On a less physical, but equally enjoyable note, having a bike allows you to make the most of the local bars - eschewing the need for someone to take up the mantel of designated driver.
We don't advocate drinking too much, but enjoying a mid-ride small beer in the French countryside or a caña y tapa in Spain is always a good addition to the day.
While there is no law in Britain that specifies exactly how much alcohol is permissible for a cyclist to drink, it is illegal to cycle “under the influence of drink or a drug to such an extent as to be incapable of having proper control of the cycle” (Section 30 of the Road Traffic Act 1988). And naturally, if travelling abroad, do ensure you are aware of the relevant local laws.
The best ways to bring a bike campervanning
The simplest way of bringing a bike is to choose a folding model. These collapse down to quite a small size and then can just be popped in the back of your vehicle. They also tend not to be too expensive and have the added benefit of being easy to store at home too.
>>>Read: Best folding bikes
It is worth buying carry bags to put the folding bikes in. Bikes can get quite mucky after a ride in the wet, and the last thing you want to do is then place them inside your nice clean vehicle. Note just how foldable the model of bike you are looking at is, for some pack down significantly smaller than others - a deal-breaker if you’re tight on space.
Mounting the bikes on the outside of your campervan is a more complicated affair, but it does save a significant amount of space inside and allows you to bring full-sized bikes. Many people also choose to transport folding bikes in this way for the same reasons.
Full sized bikes are more enjoyable to ride, letting you ride for longer distances. If cycling is more of the focus of your trip, a full-sized bike on a bike rack represents the optimal choice.
>>>Read: Best electric folding bikes
There are many, many different ways to secure a bike rack to a campervan, depending on exactly what vehicle set-up you have. These are some of the main ones:
Motorhome or caravan
There are a couple of mounting options in this setup, such as mounting on the tow ball or to the body of the campervan.
Mounting to the tow ball offers the benefit of having the rack closer to the ground, meaning you don’t have to lift the bikes as high to put them on. However, pay close attention to the maximum load it can take, as the bike’s weight is effectively placed on a lever. They don't have to be too heavy before the weight limit is exceeded.
If mounting to the back of a motorhome or campervan, make sure that if there is a window, the top part of the rack is installed above it.
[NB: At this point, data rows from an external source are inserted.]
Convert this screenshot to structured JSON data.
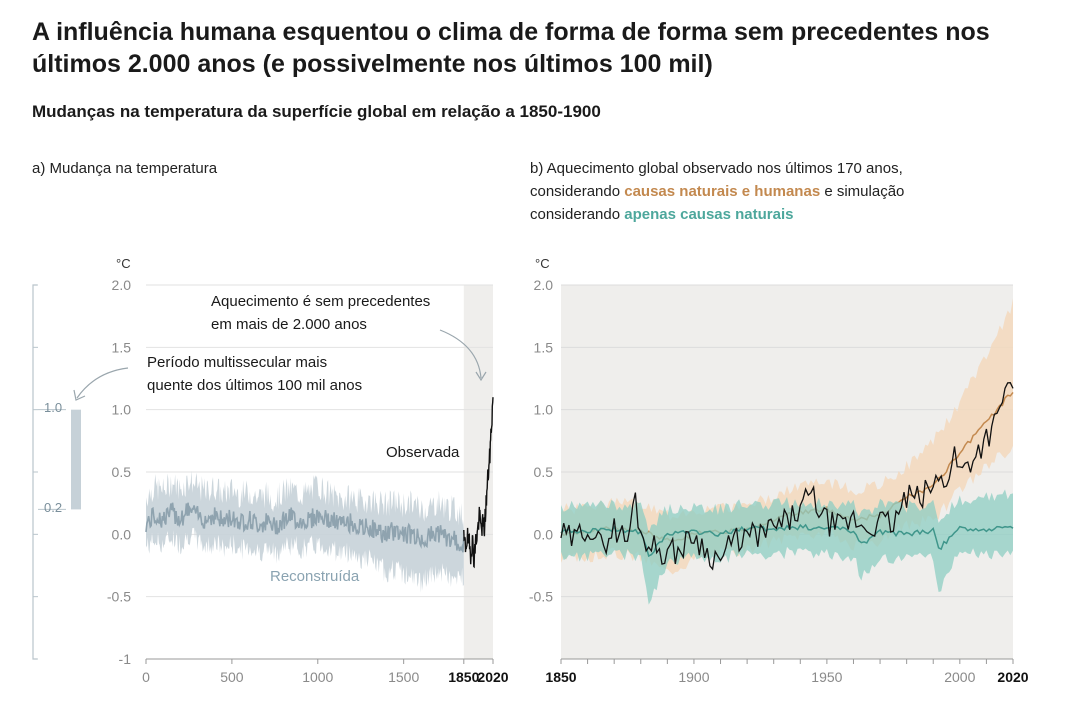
{
  "title": "A influência humana esquentou o clima de forma de forma sem precedentes nos últimos 2.000 anos (e possivelmente nos últimos 100 mil)",
  "subtitle": "Mudanças na temperatura da superfície global em relação a 1850-1900",
  "panel_a": {
    "label": "a) Mudança na temperatura",
    "unit": "°C",
    "annotation_unprecedented": [
      "Aquecimento é sem precedentes",
      "em mais de 2.000 anos"
    ],
    "annotation_multicentury": [
      "Período multissecular mais",
      "quente dos últimos 100 mil anos"
    ],
    "observed_label": "Observada",
    "reconstructed_label": "Reconstruída",
    "range_labels": {
      "top": "1.0",
      "bottom": "0.2"
    }
  },
  "panel_b": {
    "label_prefix": "b) Aquecimento global observado nos últimos 170 anos,",
    "label_line2_prefix": "considerando ",
    "label_brown": "causas naturais e humanas",
    "label_line2_suffix": " e simulação",
    "label_line3_prefix": "considerando ",
    "label_teal": "apenas causas naturais",
    "unit": "°C"
  },
  "colors": {
    "reconstruction": "#8fa3af",
    "reconstruction_band": "#c6d1d8",
    "observed": "#111111",
    "human_natural": "#c3894f",
    "human_natural_band": "#f3d8bd",
    "natural_only": "#3f968b",
    "natural_only_band": "#8ecdc3",
    "shade": "#efeeec"
  },
  "chart_data": [
    {
      "type": "line",
      "title": "a) Mudança na temperatura",
      "ylabel": "°C",
      "ylim": [
        -1,
        2
      ],
      "yticks": [
        "2.0",
        "1.5",
        "1.0",
        "0.5",
        "0.0",
        "-0.5",
        "-1"
      ],
      "xlim": [
        0,
        2020
      ],
      "xticks": [
        "0",
        "500",
        "1000",
        "1500",
        "1850",
        "2020"
      ],
      "bold_xticks": [
        "1850",
        "2020"
      ],
      "shaded_range": [
        1850,
        2020
      ],
      "multicentury_range": [
        0.2,
        1.0
      ],
      "series": [
        {
          "name": "Reconstruída",
          "x": [
            0,
            50,
            100,
            150,
            200,
            250,
            300,
            350,
            400,
            450,
            500,
            550,
            600,
            650,
            700,
            750,
            800,
            850,
            900,
            950,
            1000,
            1050,
            1100,
            1150,
            1200,
            1250,
            1300,
            1350,
            1400,
            1450,
            1500,
            1550,
            1600,
            1650,
            1700,
            1750,
            1800,
            1850
          ],
          "y": [
            0.08,
            0.15,
            0.12,
            0.18,
            0.13,
            0.2,
            0.15,
            0.12,
            0.16,
            0.1,
            0.14,
            0.1,
            0.12,
            0.08,
            0.1,
            0.06,
            0.12,
            0.14,
            0.1,
            0.12,
            0.15,
            0.12,
            0.1,
            0.08,
            0.1,
            0.04,
            0.06,
            0.02,
            0.0,
            0.03,
            0.01,
            0.0,
            -0.04,
            -0.02,
            0.02,
            -0.03,
            -0.05,
            -0.1
          ],
          "lower": [
            -0.1,
            -0.05,
            -0.08,
            -0.02,
            -0.08,
            0.0,
            -0.05,
            -0.1,
            -0.06,
            -0.12,
            -0.08,
            -0.12,
            -0.1,
            -0.14,
            -0.12,
            -0.16,
            -0.1,
            -0.08,
            -0.12,
            -0.1,
            -0.08,
            -0.1,
            -0.13,
            -0.15,
            -0.14,
            -0.2,
            -0.2,
            -0.26,
            -0.3,
            -0.28,
            -0.32,
            -0.35,
            -0.38,
            -0.35,
            -0.3,
            -0.33,
            -0.38,
            -0.32
          ],
          "upper": [
            0.3,
            0.38,
            0.35,
            0.42,
            0.36,
            0.44,
            0.38,
            0.34,
            0.38,
            0.32,
            0.36,
            0.32,
            0.34,
            0.3,
            0.32,
            0.28,
            0.34,
            0.36,
            0.32,
            0.34,
            0.4,
            0.34,
            0.3,
            0.28,
            0.3,
            0.26,
            0.28,
            0.26,
            0.24,
            0.26,
            0.24,
            0.25,
            0.2,
            0.22,
            0.26,
            0.22,
            0.2,
            0.14
          ]
        },
        {
          "name": "Observada",
          "x": [
            1850,
            1860,
            1870,
            1880,
            1890,
            1900,
            1910,
            1920,
            1930,
            1940,
            1950,
            1960,
            1970,
            1980,
            1990,
            2000,
            2010,
            2020
          ],
          "y": [
            -0.05,
            -0.1,
            -0.02,
            -0.08,
            -0.15,
            -0.05,
            -0.2,
            -0.05,
            0.02,
            0.15,
            0.05,
            0.08,
            0.05,
            0.25,
            0.45,
            0.6,
            0.85,
            1.1
          ]
        }
      ]
    },
    {
      "type": "line",
      "ylabel": "°C",
      "ylim": [
        -1,
        2
      ],
      "yticks": [
        "2.0",
        "1.5",
        "1.0",
        "0.5",
        "0.0",
        "-0.5"
      ],
      "xlim": [
        1850,
        2020
      ],
      "xticks": [
        "1850",
        "1900",
        "1950",
        "2000",
        "2020"
      ],
      "bold_xticks": [
        "1850",
        "2020"
      ],
      "series": [
        {
          "name": "causas naturais e humanas",
          "x": [
            1850,
            1860,
            1870,
            1880,
            1890,
            1900,
            1910,
            1920,
            1930,
            1940,
            1950,
            1960,
            1970,
            1980,
            1990,
            2000,
            2010,
            2020
          ],
          "y": [
            0.0,
            0.02,
            0.05,
            0.03,
            -0.05,
            0.0,
            0.02,
            0.05,
            0.12,
            0.18,
            0.2,
            0.12,
            0.15,
            0.3,
            0.38,
            0.65,
            0.9,
            1.15
          ],
          "lower": [
            -0.2,
            -0.18,
            -0.15,
            -0.18,
            -0.3,
            -0.2,
            -0.15,
            -0.12,
            -0.05,
            0.0,
            0.02,
            -0.1,
            -0.05,
            0.08,
            0.12,
            0.35,
            0.55,
            0.7
          ],
          "upper": [
            0.2,
            0.22,
            0.25,
            0.24,
            0.15,
            0.2,
            0.2,
            0.25,
            0.3,
            0.4,
            0.42,
            0.35,
            0.4,
            0.55,
            0.75,
            1.05,
            1.45,
            1.85
          ]
        },
        {
          "name": "apenas causas naturais",
          "x": [
            1850,
            1860,
            1870,
            1880,
            1883,
            1890,
            1900,
            1910,
            1920,
            1930,
            1940,
            1950,
            1960,
            1963,
            1970,
            1980,
            1990,
            1992,
            2000,
            2010,
            2020
          ],
          "y": [
            0.02,
            0.03,
            0.04,
            0.02,
            -0.18,
            0.0,
            0.02,
            0.0,
            0.05,
            0.04,
            0.06,
            0.05,
            0.03,
            -0.08,
            0.02,
            0.0,
            0.03,
            -0.12,
            0.05,
            0.04,
            0.05
          ],
          "lower": [
            -0.18,
            -0.17,
            -0.15,
            -0.18,
            -0.55,
            -0.22,
            -0.17,
            -0.2,
            -0.14,
            -0.16,
            -0.14,
            -0.15,
            -0.18,
            -0.35,
            -0.18,
            -0.2,
            -0.18,
            -0.45,
            -0.15,
            -0.17,
            -0.16
          ],
          "upper": [
            0.22,
            0.23,
            0.24,
            0.22,
            0.05,
            0.2,
            0.22,
            0.2,
            0.25,
            0.24,
            0.26,
            0.25,
            0.24,
            0.15,
            0.24,
            0.22,
            0.25,
            0.12,
            0.28,
            0.3,
            0.32
          ]
        },
        {
          "name": "Observada",
          "x": [
            1850,
            1855,
            1860,
            1865,
            1870,
            1875,
            1878,
            1880,
            1885,
            1890,
            1895,
            1900,
            1905,
            1910,
            1915,
            1920,
            1925,
            1930,
            1935,
            1940,
            1944,
            1950,
            1955,
            1960,
            1965,
            1970,
            1975,
            1980,
            1985,
            1990,
            1995,
            1998,
            2000,
            2005,
            2010,
            2015,
            2016,
            2020
          ],
          "y": [
            0.0,
            -0.05,
            0.08,
            -0.1,
            0.05,
            -0.05,
            0.3,
            0.0,
            -0.1,
            -0.15,
            -0.12,
            0.0,
            -0.15,
            -0.2,
            -0.05,
            -0.02,
            0.0,
            0.05,
            0.1,
            0.2,
            0.32,
            0.1,
            0.05,
            0.12,
            0.05,
            0.1,
            0.08,
            0.3,
            0.28,
            0.4,
            0.45,
            0.65,
            0.5,
            0.62,
            0.78,
            0.95,
            1.1,
            1.25
          ]
        }
      ]
    }
  ]
}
Adding some wood batten inside the wall skin to bolt the rack to will help spread the weight as well.
If your campervan has vertical doors (i.e., ones that open out to the sides), then it helps to have a rack that is fitted only to the main opening door. This allows you to still access the boot, as the rack can swing open with the boot.
This style of door is fairly straightforward when it comes to mounting a bike rack. Just make sure that the door will be able to open fully without the rack touching the roof before installing it.